Spock has also used the time wisely, studying the markings on the obelisk to the point of exhaustion. He finally deduces that the “letters” actually represent musical notes and the right combination of sounds will allow access to the obelisk’s controls. The scene brilliantly incorporates Spock’s appreciation of music, introduced in previous episodes, and gives him a chance to play the Vulcan lyre. The markings also, apparently, describe the entire history of the structure and the people who put it there. An ancient race called the Preservers “passed through the galaxy rescuing primitive cultures which were in danger of extinction, and seeding them, so to speak, where they could live and grow.” This makes a lot more sense than Hodgkin’s Law of Parallel Planetary Development from “Bread and Circuses” and explains why so many “alien” species look human. This also adds to our list of ancient galactic travelers (the Old Ones, Apollo and his cohorts, Sargon and company, etc.) without explaining how they became extinct after reaching such an advanced state, though the Preservers will be indirectly referenced in the TNG season six episode “The Chase.” “The Paradise Syndrome” clearly sidesteps the reason the Navajo, Mohican, and Delaware were on the verge of extinction in the first place and how different the 23rd century would look if the Preservers had simply halted the expansion of the white European savages who decimated their communities. We should also note the obelisk’s thematic overlap with the monolith in 2001: A Space Odyssey (1968) – helping troubled societies in the early stages of development – despite it’s different appearance.
In the end, Spock uses the “Vulcan mind fusion” – which looks just like a mind meld – to restore Kirk’s memory, and just in time, because the village turned on Kirok and Miramanee the moment they realized Kirok wasn’t the god they made him out to be – a painful lesson to aspiring gods as well as those who put blind faith in them.
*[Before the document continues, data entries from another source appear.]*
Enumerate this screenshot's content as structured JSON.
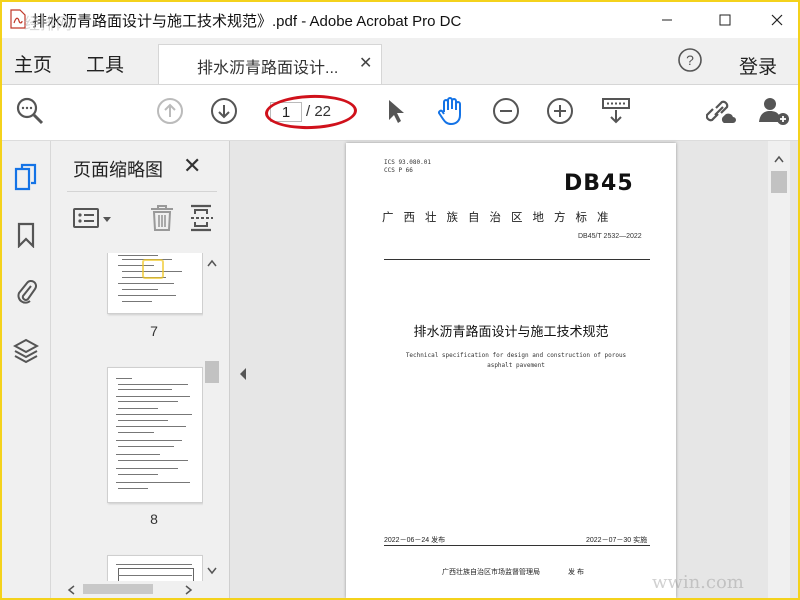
{
  "window": {
    "title": "排水沥青路面设计与施工技术规范》.pdf - Adobe Acrobat Pro DC",
    "faint_overlay": "经排网"
  },
  "menubar": {
    "home": "主页",
    "tools": "工具",
    "tab_label": "排水沥青路面设计...",
    "login": "登录"
  },
  "toolbar": {
    "current_page": "1",
    "total_pages": "/ 22"
  },
  "sidebar": {
    "title": "页面缩略图",
    "thumbnails": [
      {
        "label": "7"
      },
      {
        "label": "8"
      }
    ]
  },
  "document": {
    "ics": "ICS  93.080.01",
    "ccs": "CCS  P 66",
    "code": "DB45",
    "std_label": "广西壮族自治区地方标准",
    "std_no": "DB45/T 2532—2022",
    "title_cn": "排水沥青路面设计与施工技术规范",
    "title_en_1": "Technical specification for design and construction of porous",
    "title_en_2": "asphalt pavement",
    "release_date": "2022－06－24 发布",
    "impl_date": "2022－07－30 实施",
    "publisher": "广西壮族自治区市场监督管理局",
    "publish_word": "发 布"
  },
  "watermark_bottom": "wwin.com",
  "colors": {
    "frame": "#f4d21c",
    "highlight_ellipse": "#d0111b",
    "active_blue": "#1473e6"
  }
}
While Kirk and Spock put the obelisk to work destroying the asteroid, McCoy tries to help the fatally wounded Miramanee. Of course, her fate was sealed the moment she announced she carried Kirk’s child. The general idea of Kirk having a child wasn’t the problem, particularly when it could be turned into an essential plot point, as in Star Trek II: The Wrath of Khan (1982). No, the problem here was that Kirk couldn’t be seen to abandon a pregnant woman or the consequences of fatherhood, and Miramanee was certainly not about to join the crew. (But watching her react to those automatic doors would have been a hoot!) We can at least be grateful “The Paradise Syndrome” doesn’t end with a lame humorous exchange between Kirk, Spock, and McCoy, as so many TOS episodes did. Kirk is genuinely distraught over Miramanee’s demise as the end credits appear. The harsh consequences of imperialism are at hand and we’re returned to our original question: why did the Enterprise come here at all? If they had simply dealt with the asteroid and gone about their business, the village could have resumed its peaceful ways with no internal conflict and no loss of life. If we accept that we weren’t meant for paradise, so be it. But why are we so determined to ruin paradise for everyone else?